The first major nationwide pharmaceutical track and trace law was Turkey's ITS in 2010. The first major regional law was the EU Falsified Medicines Directive of 2011 (enforced 2019). The first major federal US law was the Drug Supply Chain Security Act of 2013.
Why did pharmaceutical serialization become mandatory?
Mandatory serialization was driven by a sequence of catastrophic counterfeit incidents, including the 2003 Lipitor case, the 2007 to 2008 heparin contamination, and persistent counterfeit antimalarial circulation in sub-Saharan Africa. These events made batch-level controls politically and operationally untenable.
How do DSCSA and FMD differ?
DSCSA, the US framework, requires full chain track and trace with peer-to-peer event exchange between trading partners. FMD, the EU framework, requires end-point verification at the point of dispense without tracking each intermediate handoff. The two represent fundamentally different traceability architectures.

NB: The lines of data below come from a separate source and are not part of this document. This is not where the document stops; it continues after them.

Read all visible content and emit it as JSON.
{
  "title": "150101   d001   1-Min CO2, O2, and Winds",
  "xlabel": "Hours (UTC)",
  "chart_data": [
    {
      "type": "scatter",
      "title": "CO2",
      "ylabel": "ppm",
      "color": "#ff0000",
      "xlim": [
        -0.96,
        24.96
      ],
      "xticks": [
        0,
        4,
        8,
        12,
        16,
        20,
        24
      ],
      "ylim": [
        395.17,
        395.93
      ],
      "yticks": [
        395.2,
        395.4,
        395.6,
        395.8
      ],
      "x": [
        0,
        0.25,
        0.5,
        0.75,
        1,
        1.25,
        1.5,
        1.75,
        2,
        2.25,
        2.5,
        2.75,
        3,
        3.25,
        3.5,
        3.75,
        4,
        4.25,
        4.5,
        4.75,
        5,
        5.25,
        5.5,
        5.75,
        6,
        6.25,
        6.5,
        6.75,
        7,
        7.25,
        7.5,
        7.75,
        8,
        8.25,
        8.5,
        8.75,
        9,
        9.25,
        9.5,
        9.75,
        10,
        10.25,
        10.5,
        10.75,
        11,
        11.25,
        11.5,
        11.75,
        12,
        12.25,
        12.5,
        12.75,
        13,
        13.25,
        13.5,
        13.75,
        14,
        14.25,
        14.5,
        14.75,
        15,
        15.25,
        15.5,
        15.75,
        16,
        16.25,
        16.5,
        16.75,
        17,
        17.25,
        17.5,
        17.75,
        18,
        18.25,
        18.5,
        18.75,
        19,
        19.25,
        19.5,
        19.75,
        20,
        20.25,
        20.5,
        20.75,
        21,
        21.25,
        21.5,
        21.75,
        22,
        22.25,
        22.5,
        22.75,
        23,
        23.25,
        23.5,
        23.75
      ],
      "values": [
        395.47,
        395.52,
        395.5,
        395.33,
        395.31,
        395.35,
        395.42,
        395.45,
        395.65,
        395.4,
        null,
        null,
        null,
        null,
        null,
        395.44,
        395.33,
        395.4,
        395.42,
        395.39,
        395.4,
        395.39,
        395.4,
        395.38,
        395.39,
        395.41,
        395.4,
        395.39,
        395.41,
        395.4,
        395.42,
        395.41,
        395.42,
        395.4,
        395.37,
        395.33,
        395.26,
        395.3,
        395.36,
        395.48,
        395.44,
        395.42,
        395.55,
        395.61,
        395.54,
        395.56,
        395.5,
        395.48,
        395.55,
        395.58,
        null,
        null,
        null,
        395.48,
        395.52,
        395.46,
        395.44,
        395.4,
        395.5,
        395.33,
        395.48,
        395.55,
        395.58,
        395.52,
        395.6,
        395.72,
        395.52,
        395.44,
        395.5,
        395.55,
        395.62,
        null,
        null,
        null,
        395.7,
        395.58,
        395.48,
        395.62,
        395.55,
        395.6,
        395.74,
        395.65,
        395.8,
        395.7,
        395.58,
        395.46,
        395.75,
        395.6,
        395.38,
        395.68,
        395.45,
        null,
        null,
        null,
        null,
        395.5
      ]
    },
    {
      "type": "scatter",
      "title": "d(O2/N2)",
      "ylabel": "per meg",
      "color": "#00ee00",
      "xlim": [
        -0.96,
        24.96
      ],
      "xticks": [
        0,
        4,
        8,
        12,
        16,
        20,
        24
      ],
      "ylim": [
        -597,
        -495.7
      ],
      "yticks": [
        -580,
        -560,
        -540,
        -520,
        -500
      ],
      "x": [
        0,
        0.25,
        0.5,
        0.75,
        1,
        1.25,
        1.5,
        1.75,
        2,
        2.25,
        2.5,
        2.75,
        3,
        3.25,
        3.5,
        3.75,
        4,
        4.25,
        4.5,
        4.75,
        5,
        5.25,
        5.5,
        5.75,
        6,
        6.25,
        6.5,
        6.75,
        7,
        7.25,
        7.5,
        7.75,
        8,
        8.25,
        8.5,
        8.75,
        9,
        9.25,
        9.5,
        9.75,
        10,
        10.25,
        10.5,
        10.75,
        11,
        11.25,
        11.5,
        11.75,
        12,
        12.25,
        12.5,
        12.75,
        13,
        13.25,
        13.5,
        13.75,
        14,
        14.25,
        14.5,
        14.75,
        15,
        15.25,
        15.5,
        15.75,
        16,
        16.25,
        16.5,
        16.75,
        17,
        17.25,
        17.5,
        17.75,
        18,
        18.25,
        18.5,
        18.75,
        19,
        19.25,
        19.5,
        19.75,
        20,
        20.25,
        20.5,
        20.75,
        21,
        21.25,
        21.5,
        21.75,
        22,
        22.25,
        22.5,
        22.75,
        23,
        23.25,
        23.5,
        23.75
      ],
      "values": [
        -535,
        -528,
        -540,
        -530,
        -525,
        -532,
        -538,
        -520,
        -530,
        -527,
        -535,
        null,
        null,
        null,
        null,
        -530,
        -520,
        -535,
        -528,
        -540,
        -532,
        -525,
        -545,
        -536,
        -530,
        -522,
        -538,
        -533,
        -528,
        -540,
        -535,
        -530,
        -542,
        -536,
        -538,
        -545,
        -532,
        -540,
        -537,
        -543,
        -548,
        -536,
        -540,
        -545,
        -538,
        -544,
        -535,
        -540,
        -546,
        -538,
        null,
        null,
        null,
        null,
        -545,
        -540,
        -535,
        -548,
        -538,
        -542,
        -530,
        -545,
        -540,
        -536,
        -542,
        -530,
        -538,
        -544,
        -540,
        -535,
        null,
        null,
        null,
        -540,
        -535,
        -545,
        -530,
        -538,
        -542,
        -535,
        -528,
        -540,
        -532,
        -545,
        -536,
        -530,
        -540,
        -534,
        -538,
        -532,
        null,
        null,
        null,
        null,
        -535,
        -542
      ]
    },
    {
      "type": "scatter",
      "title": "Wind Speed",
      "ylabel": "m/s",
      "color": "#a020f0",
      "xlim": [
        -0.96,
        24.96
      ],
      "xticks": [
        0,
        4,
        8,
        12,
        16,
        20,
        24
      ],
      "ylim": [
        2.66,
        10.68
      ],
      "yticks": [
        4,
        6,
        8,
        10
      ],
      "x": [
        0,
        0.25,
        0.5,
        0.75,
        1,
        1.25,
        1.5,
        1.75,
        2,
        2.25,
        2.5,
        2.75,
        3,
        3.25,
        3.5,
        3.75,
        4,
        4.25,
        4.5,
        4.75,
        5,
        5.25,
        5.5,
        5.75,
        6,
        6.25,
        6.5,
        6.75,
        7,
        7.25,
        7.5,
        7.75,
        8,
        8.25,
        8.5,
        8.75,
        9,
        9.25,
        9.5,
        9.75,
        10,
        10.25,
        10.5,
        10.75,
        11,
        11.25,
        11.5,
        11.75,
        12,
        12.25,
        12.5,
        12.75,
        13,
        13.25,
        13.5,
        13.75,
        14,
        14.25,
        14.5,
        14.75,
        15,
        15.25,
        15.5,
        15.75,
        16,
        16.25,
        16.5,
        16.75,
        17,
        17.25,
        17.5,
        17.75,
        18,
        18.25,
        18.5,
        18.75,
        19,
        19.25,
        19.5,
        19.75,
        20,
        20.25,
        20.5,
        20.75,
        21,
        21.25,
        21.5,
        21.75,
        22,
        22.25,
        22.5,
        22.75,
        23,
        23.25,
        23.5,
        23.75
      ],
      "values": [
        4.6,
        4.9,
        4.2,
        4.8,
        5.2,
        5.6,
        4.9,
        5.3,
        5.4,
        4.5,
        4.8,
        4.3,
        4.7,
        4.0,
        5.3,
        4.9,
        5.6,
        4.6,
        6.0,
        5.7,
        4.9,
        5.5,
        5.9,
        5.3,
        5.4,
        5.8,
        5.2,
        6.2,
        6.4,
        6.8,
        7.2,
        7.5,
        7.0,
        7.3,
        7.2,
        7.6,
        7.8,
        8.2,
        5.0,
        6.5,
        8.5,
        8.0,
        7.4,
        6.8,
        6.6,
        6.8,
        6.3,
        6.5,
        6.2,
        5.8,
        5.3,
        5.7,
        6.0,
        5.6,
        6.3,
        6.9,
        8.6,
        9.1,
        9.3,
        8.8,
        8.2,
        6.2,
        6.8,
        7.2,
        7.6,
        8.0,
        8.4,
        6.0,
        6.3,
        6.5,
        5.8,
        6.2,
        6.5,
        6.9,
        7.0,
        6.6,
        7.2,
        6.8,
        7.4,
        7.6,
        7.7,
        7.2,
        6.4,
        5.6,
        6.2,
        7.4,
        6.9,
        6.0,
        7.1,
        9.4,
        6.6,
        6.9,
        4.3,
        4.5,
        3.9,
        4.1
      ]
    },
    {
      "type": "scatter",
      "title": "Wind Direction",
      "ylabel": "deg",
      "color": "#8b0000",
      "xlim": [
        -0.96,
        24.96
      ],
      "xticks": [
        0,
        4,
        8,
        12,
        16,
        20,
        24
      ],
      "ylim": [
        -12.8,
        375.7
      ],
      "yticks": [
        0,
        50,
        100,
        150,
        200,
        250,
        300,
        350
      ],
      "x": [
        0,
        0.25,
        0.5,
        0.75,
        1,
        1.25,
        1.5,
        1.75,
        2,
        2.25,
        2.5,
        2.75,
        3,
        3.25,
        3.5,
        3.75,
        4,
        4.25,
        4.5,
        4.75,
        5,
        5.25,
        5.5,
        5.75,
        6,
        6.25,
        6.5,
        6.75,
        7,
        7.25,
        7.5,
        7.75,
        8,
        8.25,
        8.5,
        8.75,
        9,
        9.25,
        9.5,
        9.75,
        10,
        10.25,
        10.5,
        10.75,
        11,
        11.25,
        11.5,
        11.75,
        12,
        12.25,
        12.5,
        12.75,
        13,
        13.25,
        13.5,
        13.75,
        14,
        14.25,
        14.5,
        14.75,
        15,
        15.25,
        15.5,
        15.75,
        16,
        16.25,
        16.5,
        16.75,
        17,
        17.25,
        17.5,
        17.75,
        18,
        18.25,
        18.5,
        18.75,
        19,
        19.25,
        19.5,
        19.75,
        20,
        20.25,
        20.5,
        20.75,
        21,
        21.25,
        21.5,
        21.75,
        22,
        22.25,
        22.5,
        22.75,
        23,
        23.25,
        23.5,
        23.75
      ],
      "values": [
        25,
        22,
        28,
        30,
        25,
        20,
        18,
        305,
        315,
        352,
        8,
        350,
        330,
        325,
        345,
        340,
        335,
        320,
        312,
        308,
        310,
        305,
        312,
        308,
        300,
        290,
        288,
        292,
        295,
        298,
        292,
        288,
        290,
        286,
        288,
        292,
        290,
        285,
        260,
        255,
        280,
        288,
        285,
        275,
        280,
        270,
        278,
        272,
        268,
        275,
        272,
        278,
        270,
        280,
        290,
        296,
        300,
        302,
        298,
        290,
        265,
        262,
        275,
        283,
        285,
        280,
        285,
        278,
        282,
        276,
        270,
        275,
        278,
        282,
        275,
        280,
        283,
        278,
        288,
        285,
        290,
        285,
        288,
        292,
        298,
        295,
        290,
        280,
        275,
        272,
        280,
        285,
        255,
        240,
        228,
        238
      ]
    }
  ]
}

What was the heparin contamination case?
The heparin contamination case of 2007 to 2008 killed at least 81 patients in the United States after counterfeit active pharmaceutical ingredient sourced from China entered legitimate finished product. The case became a landmark event in the political push for serialization.
Has pharmaceutical serialization reduced counterfeiting?
Pharmaceutical serialization has produced measurable reductions in counterfeit incidents in markets with mature implementations, including the EU and Turkey. The global impact is harder to quantify because many counterfeit markets operate outside the regulated supply chain that serialization governs.
Will pharmaceutical traceability become globally harmonized?
Full harmonization is unlikely in the foreseeable future because national regulators retain sovereignty over their pharmaceutical supply chains. Partial harmonization through common standards, mutual recognition, and interoperability initiatives is progressing but incrementally.